Прежде всего я запер дверь позолоченною задвижкою, повернулся и стоял несколько секунд неподвижно, вне себя от удивления и радости, пожирая глазами фею, которая как бы волшебным жезлом отворила мне двери этого очарованного дворца. Она лежала на шелковых подушках; на ней был кафтан из розовой шелковой материи с серебряными цветочками и верхнее платье из белого штофа с золотыми цветочками, стянутое в талии и вырезанное на груди; длинные рукава этой ферязи висели позади, и под ними рукава белой шелковой газовой рубашки, которая застегнута была на груди бриллиантовой запонкой. На голове у девушки был колпак, прелестный головной убор турчанок, который состоит из бархатной алого цвета шапочки с золотой кистью и надевается набекрень. Волосе на виске, выставлявшиеся из-под колпака, были приглажены, и в них заткнут букет из драгоценных каменьев, обделанных в виде цветов; жемчужины изображали померанцевые цветы, рубины — розы, бриллианты — жасмины, а топазы — жонкили. Волосы красавицы длинные, каких у нас никогда не видно, падали бесчисленными плетенками до вышитых золотых туфель. Что касается до лица, то у ней были черты совершенно правильные; это была греческая красота во всем своем строгом и прелестном величии: лицо с большими черными глазами, аполлоновским носом и коралловыми губами.

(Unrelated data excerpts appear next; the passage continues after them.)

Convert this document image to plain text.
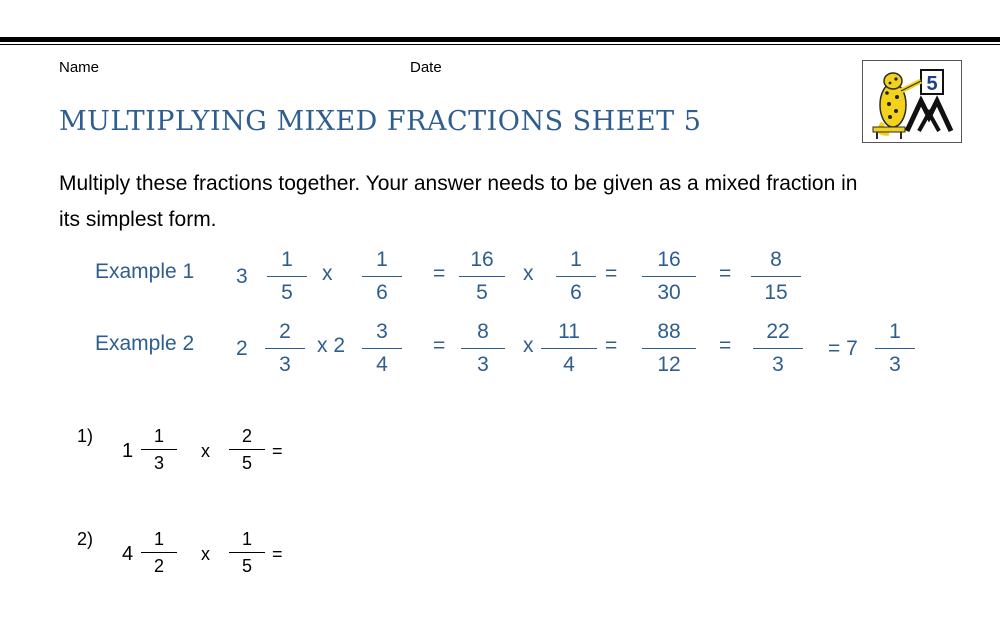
Name	Date
MULTIPLYING MIXED FRACTIONS SHEET 5
5
Multiply these fractions together. Your answer needs to be given as a mixed fraction in its simplest form.
Example 1 3
1
5
x
1
6
=
16
5
x
1
6
=
16
30
=
8
15
Example 2 2
2
3
x 2
3
4
=
8
3
x
11
4
=
88
12
=
22
3
= 7
1
3
1)
1
1
3
x
2
5
=
2)
4
1
2
x
1
5
=
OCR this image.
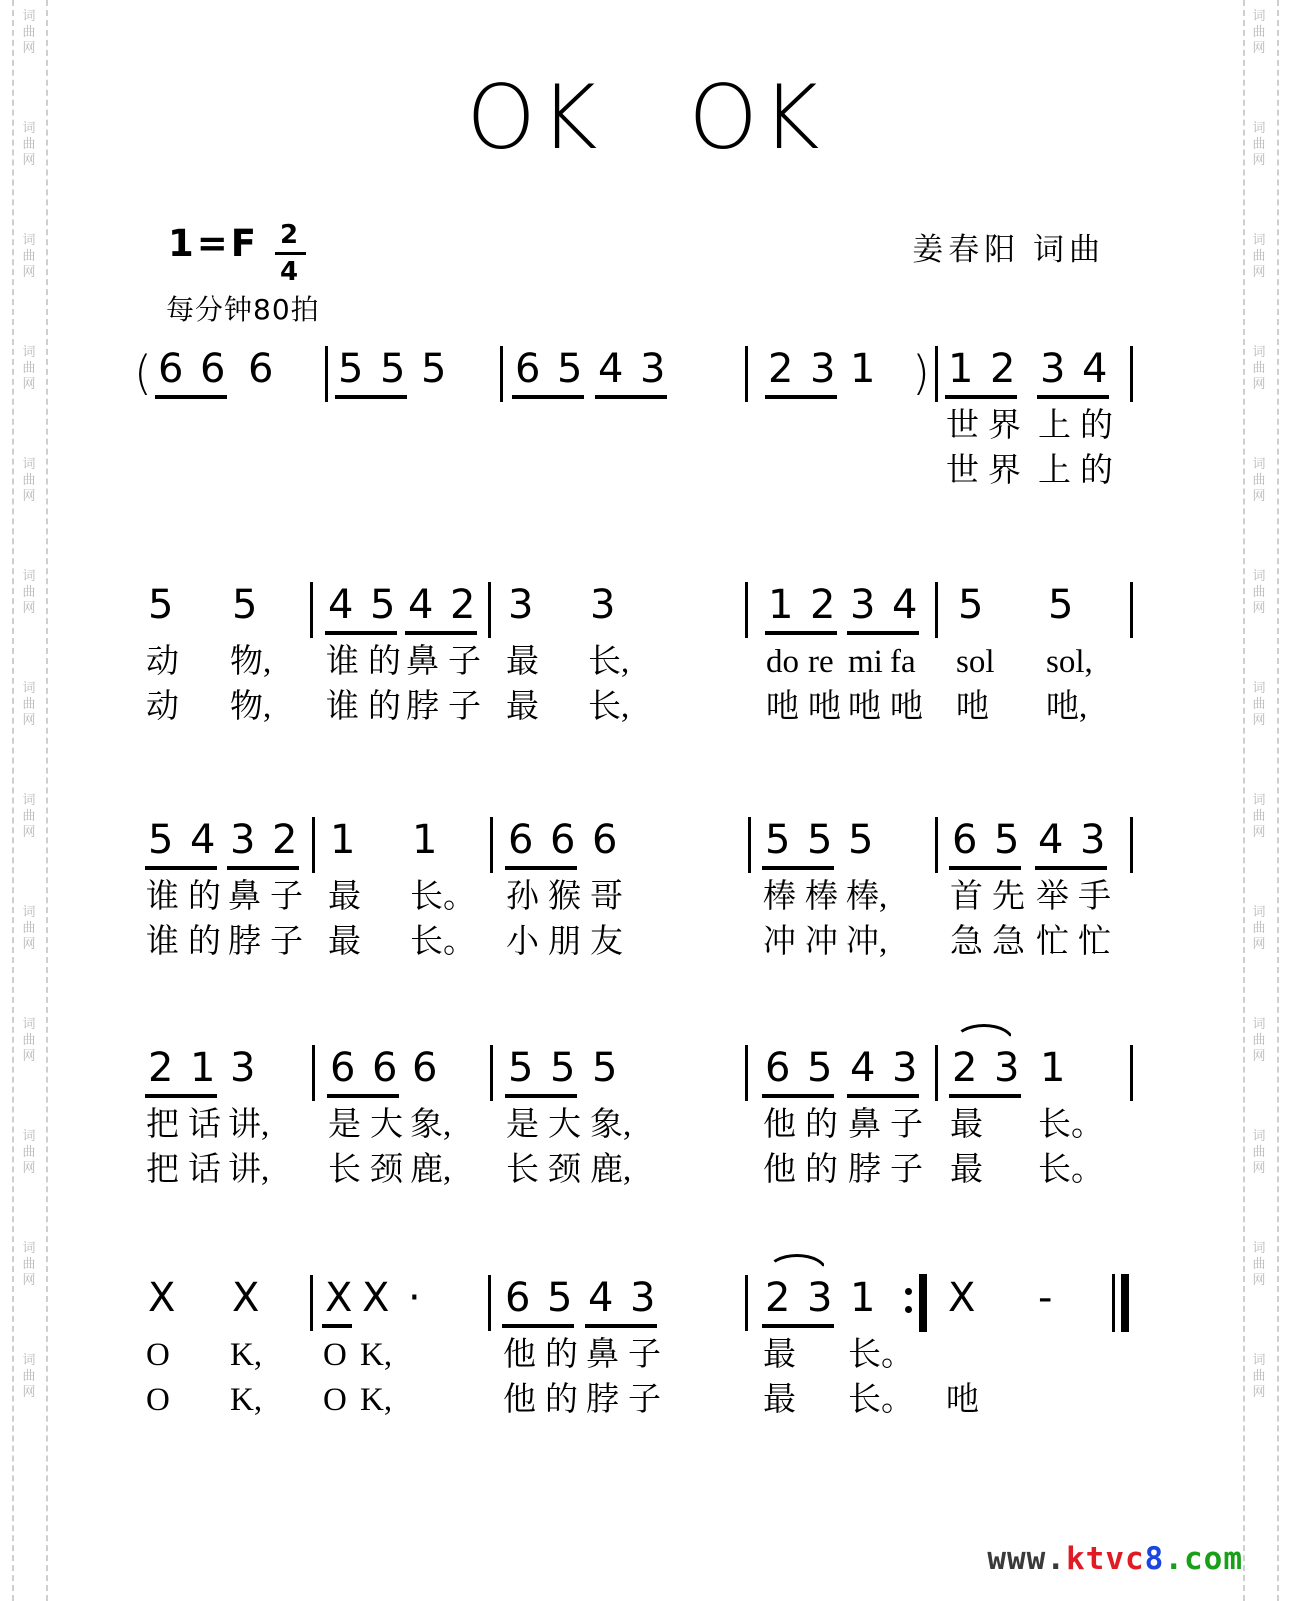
词
曲
网
词
曲
网
词
曲
网
词
曲
网
词
曲
网
词
曲
网
词
曲
网
词
曲
网
词
曲
网
词
曲
网
词
曲
网
词
曲
网
词
曲
网
词
曲
网
词
曲
网
词
曲
网
词
曲
网
词
曲
网
词
曲
网
词
曲
网
词
曲
网
词
曲
网
词
曲
网
词
曲
网
词
曲
网
词
曲
网
OK OK
1 = F $\frac{2}{4}$
每分钟80拍
姜春阳 词曲
( 6 6 6 5 5 5 6 5 4 3	2 3 1 ) 1
世
世
2
界
界
3
上
上
4
的
的
5
动
动
5
物,
物,
4
谁
谁
5
的
的
4
鼻
脖
2
子
子
3
最
最
3
长,
长,
1
do
吔
2
re
吔
3
mi
吔
4
fa
吔
5
sol
吔
5
sol,
吔,
5
谁
谁
4
的
的
3
鼻
脖
2
子
子
1
最
最
1
长。
长。
6
孙
小
6
猴
朋
6
哥
友
5
棒
冲
5
棒
冲
5
棒,
冲,
6
首
急
5
先
急
4
举
忙
3
手
忙
2
把
把
1
话
话
3
讲,
讲,
6
是
长
6
大
颈
6
象,
鹿,
5
是
长
5
大
颈
5
象,
鹿,
6
他
他
5
的
的
4
鼻
脖
3
子
子
2
最
最
3 1
长。
长。
X
O
O
X
K,
K,
X
O
O
X
K,
K,
· 6
他
他
5
的
的
4
鼻
脖
3
子
子
2
最
最
3 1
长。
长。
X
吔
-
www.ktvc8.com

Само собой разумеется, что я рассмотрел все это одним взглядом.
Красавица между тем протянула вперед головку, согнув шею, как лебедь, и устремив на меня беспокойный взор. Я вспомнил о странном своем наряде и догадался, что она сомневается, точно ли я тот, кого она ждала. Я в ту же минуту разорвал, сбросил с себя платье и покрывало и очутился в своем мичманском мундире.
Прекрасная гречанка встала, пошатываясь, и, протянув ко мне руки, вскричала:
— Ради Бога, спасите меня!
— Скажите мне, кто вы, и от какой опасности я должен спасти вас? — вскричал я, подбегая, чтобы поддержать ее.
— Кто я? — сказала она. — Я дочь того, кого вы встретили, когда его вели на казнь, и вы можете спасти меня от опасности быть любовницей того, кто причиною смерти отца моего.
— Скажите только, что я должен делать? Я на все готов.
— Прежде всего вам надобно знать, чего я боюсь и чего надеюсь. Я вам расскажу это в нескольких словах.
— Но не напрасно ли мы будем терять драгоценное время? Вы молоды, прекрасны, несчастны. Вы понадеялись на мое мужество и благородство, иначе бы вы меня не призвали. Чего же мне более?
— Теперь, покуда нам бояться нечего. Голова ичогланов, по случаю праздника, в серале, а в доме не спят, и бежать нам еще нельзя.
— Так говорите.
— Отец мой был грек, царской крови и богат. Это три преступления, которые в Константинополе стоят смертной казни. Голова ичогланов донес на него. Его взяли под стражу, меня продали; его отвели в тюрьму, меня сюда; его приговорили к смерти, меня к жизни. Одну матушку пощадили.
— О, я ее видел! — вскричал я. — Это, верно, она стерегла труп вашего несчастного батюшки?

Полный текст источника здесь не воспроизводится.